Me estaba entrando hambre.
—¿Vienes del instituto?
—dijo Sano mientras se aflojaba la corbata y dejaba su maletín.
Su mirada no se apartó de la chica.
Restos de sudor perduraban en su cuello y sus mejillas parecían sonrojadas.
¿Vino corriendo?
¿Por qué?
—¿Eso es curry?
—Mmm, aprendí a hacerlo hace poco.
—Suena bien —dijo Sano con voz ausente.
No supo si fue atraído por el olor, pero se levantó y caminó de inmediato hacia donde estaba ella.
La rodeó con sus brazos por la cintura.
—¿Sano?
—Estuve en tu instituto.
—Sí, me enteré.
—Apagó el fuego y se dio la vuelta.
Le rodeó el cuello con los brazos—.
Deberías haber dicho algo.
¿Cómo podría, cuando ella estaba coqueteando con otro chico?
Solo pensar en lo que había pasado antes lo irritaba.
Estaba tan enfadado en ese momento que casi la arrastra fuera del instituto a la fuerza.
Menos mal que no lo hizo; de lo contrario, ella seguramente se habría enfadado de nuevo.
Sano le mordió el lóbulo de la oreja y sus manos recorrieron su falda.
—S-Sano, ¿no habíamos hablado de esto?
—Sumire de repente pareció nerviosa.
En efecto, habían hablado de ello.
A pesar de lo que le pareciera a la gente, ellos dos no habían decidido salir al azar.
Habían establecido reglas y límites en lo que respecta a la intimidad.
Después de todo, Sumire es más joven que él; es menor de edad.

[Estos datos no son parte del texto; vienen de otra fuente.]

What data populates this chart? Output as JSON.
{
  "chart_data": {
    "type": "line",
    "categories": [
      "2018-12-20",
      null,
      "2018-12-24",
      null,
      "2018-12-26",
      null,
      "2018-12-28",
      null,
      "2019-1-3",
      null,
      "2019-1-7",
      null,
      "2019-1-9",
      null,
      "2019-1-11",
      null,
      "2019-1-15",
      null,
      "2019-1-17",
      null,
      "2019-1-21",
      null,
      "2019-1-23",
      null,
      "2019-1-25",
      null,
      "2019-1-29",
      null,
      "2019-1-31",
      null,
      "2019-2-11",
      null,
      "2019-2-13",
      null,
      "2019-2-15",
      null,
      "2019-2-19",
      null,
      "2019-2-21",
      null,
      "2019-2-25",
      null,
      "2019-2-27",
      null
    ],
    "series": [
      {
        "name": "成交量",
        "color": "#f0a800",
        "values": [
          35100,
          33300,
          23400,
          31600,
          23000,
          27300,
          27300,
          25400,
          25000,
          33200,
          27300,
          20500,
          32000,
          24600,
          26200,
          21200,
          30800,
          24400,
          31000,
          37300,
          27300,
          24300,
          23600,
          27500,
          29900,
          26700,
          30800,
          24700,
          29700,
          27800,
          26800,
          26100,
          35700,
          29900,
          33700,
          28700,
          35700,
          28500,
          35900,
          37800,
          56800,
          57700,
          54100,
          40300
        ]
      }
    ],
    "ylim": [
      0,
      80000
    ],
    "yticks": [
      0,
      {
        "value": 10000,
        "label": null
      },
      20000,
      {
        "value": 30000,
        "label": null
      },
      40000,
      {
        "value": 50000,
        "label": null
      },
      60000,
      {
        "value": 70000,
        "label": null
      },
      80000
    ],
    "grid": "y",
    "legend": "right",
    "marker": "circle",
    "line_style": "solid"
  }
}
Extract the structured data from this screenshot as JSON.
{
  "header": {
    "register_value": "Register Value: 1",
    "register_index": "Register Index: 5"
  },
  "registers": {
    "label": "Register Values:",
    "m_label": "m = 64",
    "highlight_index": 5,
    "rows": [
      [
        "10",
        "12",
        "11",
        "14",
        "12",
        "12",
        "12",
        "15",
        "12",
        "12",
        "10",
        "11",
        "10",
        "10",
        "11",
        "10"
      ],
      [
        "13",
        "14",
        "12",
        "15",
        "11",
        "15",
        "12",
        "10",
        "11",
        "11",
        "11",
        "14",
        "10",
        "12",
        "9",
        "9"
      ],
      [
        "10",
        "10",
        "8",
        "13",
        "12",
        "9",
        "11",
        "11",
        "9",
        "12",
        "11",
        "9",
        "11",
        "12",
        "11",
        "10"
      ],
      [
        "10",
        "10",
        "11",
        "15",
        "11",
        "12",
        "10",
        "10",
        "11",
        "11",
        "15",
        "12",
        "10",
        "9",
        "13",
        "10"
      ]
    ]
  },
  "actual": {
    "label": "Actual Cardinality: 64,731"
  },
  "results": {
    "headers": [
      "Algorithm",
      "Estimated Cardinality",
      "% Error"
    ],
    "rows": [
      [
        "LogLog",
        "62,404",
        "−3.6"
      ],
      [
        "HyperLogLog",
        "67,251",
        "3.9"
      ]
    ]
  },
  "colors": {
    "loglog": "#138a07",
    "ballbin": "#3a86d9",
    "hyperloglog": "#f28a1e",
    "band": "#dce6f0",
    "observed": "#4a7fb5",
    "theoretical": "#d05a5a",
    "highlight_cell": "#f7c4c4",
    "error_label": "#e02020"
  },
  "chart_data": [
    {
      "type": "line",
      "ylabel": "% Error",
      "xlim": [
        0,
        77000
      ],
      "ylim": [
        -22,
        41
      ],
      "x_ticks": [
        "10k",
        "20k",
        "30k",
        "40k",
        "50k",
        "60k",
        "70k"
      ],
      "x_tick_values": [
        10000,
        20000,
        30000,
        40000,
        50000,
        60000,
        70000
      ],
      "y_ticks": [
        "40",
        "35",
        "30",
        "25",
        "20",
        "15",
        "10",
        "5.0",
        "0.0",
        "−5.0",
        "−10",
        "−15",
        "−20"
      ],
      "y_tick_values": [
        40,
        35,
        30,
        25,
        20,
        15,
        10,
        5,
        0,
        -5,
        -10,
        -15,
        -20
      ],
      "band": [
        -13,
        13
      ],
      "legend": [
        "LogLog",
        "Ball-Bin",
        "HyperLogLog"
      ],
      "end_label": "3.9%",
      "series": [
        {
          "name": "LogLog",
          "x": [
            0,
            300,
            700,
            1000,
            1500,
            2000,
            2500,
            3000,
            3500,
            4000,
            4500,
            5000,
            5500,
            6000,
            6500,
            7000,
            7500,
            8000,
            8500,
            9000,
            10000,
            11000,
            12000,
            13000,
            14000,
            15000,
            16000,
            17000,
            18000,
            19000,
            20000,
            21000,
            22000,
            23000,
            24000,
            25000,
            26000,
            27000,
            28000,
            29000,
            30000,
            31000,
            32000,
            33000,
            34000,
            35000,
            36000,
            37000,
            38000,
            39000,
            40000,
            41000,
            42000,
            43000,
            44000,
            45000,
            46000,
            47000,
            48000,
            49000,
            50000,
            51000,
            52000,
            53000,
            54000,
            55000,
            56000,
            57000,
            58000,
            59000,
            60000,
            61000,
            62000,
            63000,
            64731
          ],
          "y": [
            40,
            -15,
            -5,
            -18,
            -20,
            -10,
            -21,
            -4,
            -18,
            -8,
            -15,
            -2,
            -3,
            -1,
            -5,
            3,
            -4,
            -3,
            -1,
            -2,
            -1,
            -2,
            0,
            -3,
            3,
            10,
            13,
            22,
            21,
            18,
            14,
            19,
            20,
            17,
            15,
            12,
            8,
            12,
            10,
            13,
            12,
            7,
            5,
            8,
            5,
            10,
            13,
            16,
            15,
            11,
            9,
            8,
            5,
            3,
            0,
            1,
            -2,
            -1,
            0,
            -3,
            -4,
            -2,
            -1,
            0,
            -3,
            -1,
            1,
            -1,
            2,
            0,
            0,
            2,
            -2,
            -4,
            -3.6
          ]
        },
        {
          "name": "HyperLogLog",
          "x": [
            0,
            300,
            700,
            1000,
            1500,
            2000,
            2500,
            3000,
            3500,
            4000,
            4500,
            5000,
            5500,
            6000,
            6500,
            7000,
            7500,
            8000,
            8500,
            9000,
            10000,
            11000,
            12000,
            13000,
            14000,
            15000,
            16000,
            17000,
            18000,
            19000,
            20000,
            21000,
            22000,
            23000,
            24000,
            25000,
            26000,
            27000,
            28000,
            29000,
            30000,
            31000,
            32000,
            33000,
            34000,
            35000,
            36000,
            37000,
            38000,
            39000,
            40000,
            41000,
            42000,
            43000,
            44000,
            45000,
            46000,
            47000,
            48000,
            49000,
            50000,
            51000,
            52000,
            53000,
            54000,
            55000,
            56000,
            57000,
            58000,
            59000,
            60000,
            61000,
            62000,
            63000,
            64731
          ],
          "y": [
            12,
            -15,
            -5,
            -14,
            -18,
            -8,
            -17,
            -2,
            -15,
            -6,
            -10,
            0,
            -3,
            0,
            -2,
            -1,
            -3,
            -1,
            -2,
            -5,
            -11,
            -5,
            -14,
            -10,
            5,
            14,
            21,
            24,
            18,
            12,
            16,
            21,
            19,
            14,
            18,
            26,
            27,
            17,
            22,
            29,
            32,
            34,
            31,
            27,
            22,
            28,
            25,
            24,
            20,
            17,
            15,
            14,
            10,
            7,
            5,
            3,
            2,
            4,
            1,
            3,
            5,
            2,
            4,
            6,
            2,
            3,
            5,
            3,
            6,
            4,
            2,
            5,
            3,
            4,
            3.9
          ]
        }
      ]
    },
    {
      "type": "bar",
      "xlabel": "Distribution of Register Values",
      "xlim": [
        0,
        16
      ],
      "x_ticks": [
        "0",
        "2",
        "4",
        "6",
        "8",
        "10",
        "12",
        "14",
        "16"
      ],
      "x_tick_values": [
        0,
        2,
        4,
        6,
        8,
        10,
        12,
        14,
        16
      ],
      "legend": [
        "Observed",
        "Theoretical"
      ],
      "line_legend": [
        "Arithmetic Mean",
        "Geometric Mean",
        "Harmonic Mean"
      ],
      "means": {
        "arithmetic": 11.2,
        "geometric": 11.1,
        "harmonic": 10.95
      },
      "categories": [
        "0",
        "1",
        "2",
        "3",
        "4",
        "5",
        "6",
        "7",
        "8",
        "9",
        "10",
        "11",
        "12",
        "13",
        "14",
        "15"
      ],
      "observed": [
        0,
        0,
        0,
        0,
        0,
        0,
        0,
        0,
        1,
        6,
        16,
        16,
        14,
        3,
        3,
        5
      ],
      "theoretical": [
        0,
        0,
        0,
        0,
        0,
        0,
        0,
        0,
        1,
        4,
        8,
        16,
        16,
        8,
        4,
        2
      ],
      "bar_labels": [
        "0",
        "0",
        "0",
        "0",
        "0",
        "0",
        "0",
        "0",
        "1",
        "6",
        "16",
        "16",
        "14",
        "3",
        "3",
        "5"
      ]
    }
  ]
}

Delante de él, esta chica siempre actúa con tanta inocencia.
Pero hace un momento con ese otro chico, ¿no estaba actuando de forma muy atrevida?
Ibuki Sumire es inocente, alegre y se pone nerviosa cuando se habla de chicos.
Una rápida investigación fue todo lo que necesitó para enterarse de estos datos sobre la chica.
Cuando supo todo esto, le pilló por sorpresa.
¿Cómo puede existir alguien tan ajeno al mundo en estos tiempos?
No, ¿cómo puede existir una chica tan amable?
—Lo hablamos, pero ahora mismo estoy muy frustrado contigo.
—Sano la empujó hasta que cayó al suelo.
El suelo de la cocina estaba frío y, por un momento, consideró llevarla arriba.
Pero cuando la vio apartar la mirada, eso avivó aún más su ira.
Tras enterarse de esa información sobre ella, Sano decidió cuáles serían sus siguientes pasos.
Pensaba que ella no tenía ni idea sobre los hombres, y mucho menos que se acercara a ellos.
Pero las escenas de antes se repetían en su cabeza, una y otra vez: su risa y sus mejillas sonrojadas dirigidas a otro hombre.